Erlang/OTP R10B-10 has been released

[Richard A. O'Keefe]

David Hopwood <david.nospam.hopwood@REDACTED> replied
to my observations about conditional compilation.
I always read anything of his that I see with interest and respect,
so it was a little alarming to see that we didn't appear to agree.
	My experience (mainly in C, but not specific to C) is that this
	is not sufficient in practice.  For example, in a recent
	embedded system, I have:
	
	#define ENABLE_CONTROL            1
	#define ENABLE_HEATER             0
	#define ENABLE_HEATER_ALARM       0
	#define ENABLE_UV                 1
	#define ENABLE_ANTISTATIC         1
	
	and so on, for ~89 features.
	
	This does not mean that there are 2^89 combinations of features
	that need to be tested.  The final program is going to have
	*all* remaining features enabled, after any that don't work or
	are redundant have been stripped out.  A test with some features
	disabled is only intended to be a partial test.
	
Fortunately, he and I are not talking about exactly the same thing.

I was talking about feature tests IN CODE AS DELIVERED so that it is
entirely possible that no two customers will be running the same code.
The particular example program I was talking about has now been reduced
to a possible 100,000 variants, and we have determined that most of them
do NOT in fact work.  (That's because just a few of the features interact
badly.)

David Hopwood is talking about temporarily snipping stuff out
DURING DEVELOPMENT AND TESTING.

	There are two main reasons to disable a feature:
	
	 - because it doesn't work. Sometimes this is because the associated
	   hardware doesn't work yet, and sometimes the code doesn't compile or has
	   known bugs that would interfere with testing the rest of the system.
	
	 - because we want to replace it with a mock/stub implementation for testing
	   on a development system rather than on the actual hardware. In some cases the
	   code would not compile on the development system because a needed library
	   is not implemented there.
	
	Note that as well as stubbing out the code that implements it, disabling a
	feature sometimes needs to change code that would use that feature in other
	modules.
	
	While I like the general idea of feature pseudo-functions, I
	think that to be useful as a tool for testing parts of programs
	during development (which is the main thing I use conditional
	compilation for), there must be support for excluding code that
	doesn't compile.
	
There's a big difference here between C and Erlang.
In C, the presence or absence of a declaration in one place
can affect whether or not a later function can be compiled or not.

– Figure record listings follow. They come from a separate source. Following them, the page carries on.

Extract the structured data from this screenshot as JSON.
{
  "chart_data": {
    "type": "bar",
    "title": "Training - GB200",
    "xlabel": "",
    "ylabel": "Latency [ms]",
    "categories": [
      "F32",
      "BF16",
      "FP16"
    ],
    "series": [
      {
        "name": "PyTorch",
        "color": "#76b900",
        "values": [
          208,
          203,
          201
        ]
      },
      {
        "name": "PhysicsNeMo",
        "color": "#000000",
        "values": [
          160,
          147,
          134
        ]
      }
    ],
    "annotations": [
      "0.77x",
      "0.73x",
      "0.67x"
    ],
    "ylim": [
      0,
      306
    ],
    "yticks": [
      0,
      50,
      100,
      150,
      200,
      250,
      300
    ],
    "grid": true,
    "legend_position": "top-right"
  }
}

As long as you DON'T use the preprocessor, that's not true in Erlang.
In delivery mode, you want missing functions to be errors.
But in development mode, it may be enough if the compiler *warns* about
functions that are used or exported but not defined and automatically
plants stubs that raise an exception if called.

Taking the list of reasons in turn:

 * because it doesn't work

    That's a reason for not *calling* code, but not for not *compiling* it.

   * because the hardware doesn't work yet

      Agreed that you don't want to call code that uses hardware that
      doesn't work yet, but it's not clear to me why you wouldn't want
      to *compile* it.  In fact, it might be *essential* to compile it
      to make sure that it doesn't interfere with something else.

   * because the code doesn't compile

      We are not talking about the desirability of #if in C, but in Erlang.
      It's much harder to write code that doesn't compile.  If it
      doesn't compile, I don't want it processed until it *does*, and that
      means that I *don't* want it controlled by an "ENABLE" switch that
      might accidentally be set.

   * because the code has known bugs

     This is a reason not to *call* the code, not a reason not to *compile*
     it.  You want to select test cases using some kind of rule-based thing
     that leaves out things that test bugs you know about until you are
     ready to test that those bugs have gone.

  * because we want to replace it with a mock/stub implementation

    This is the classic multiple implementations of a single interface
    issue.  This is where you want child modules and a configuration
    management system that says "in this configuration use this child,
    in that configuration use that one."

    In effect, the preprocessor does this kind of stuff *BELOW* the
    language level using a very clunky and limited language.  I'm saying
    that it should be done *ABOVE* the language level using some
    reasonable rule-based language.  (Datalog?)

   * because the code would not compile on one system because
     a needed library isn't there.

So we see that

 - test case selection needs to be informed by which tests exercise
   what, so that we don't (deliberately) *run* code that we don't
   intend to, but that doesn't have to mean we don't *compile* it

 - installing the software in different environments may require different
   implementations for some functions &c, which is very little different
   from the features for installation problem.  And this can be done
   by child modules (which we don't have, but could do with) and some
   kind of declarative configuration language.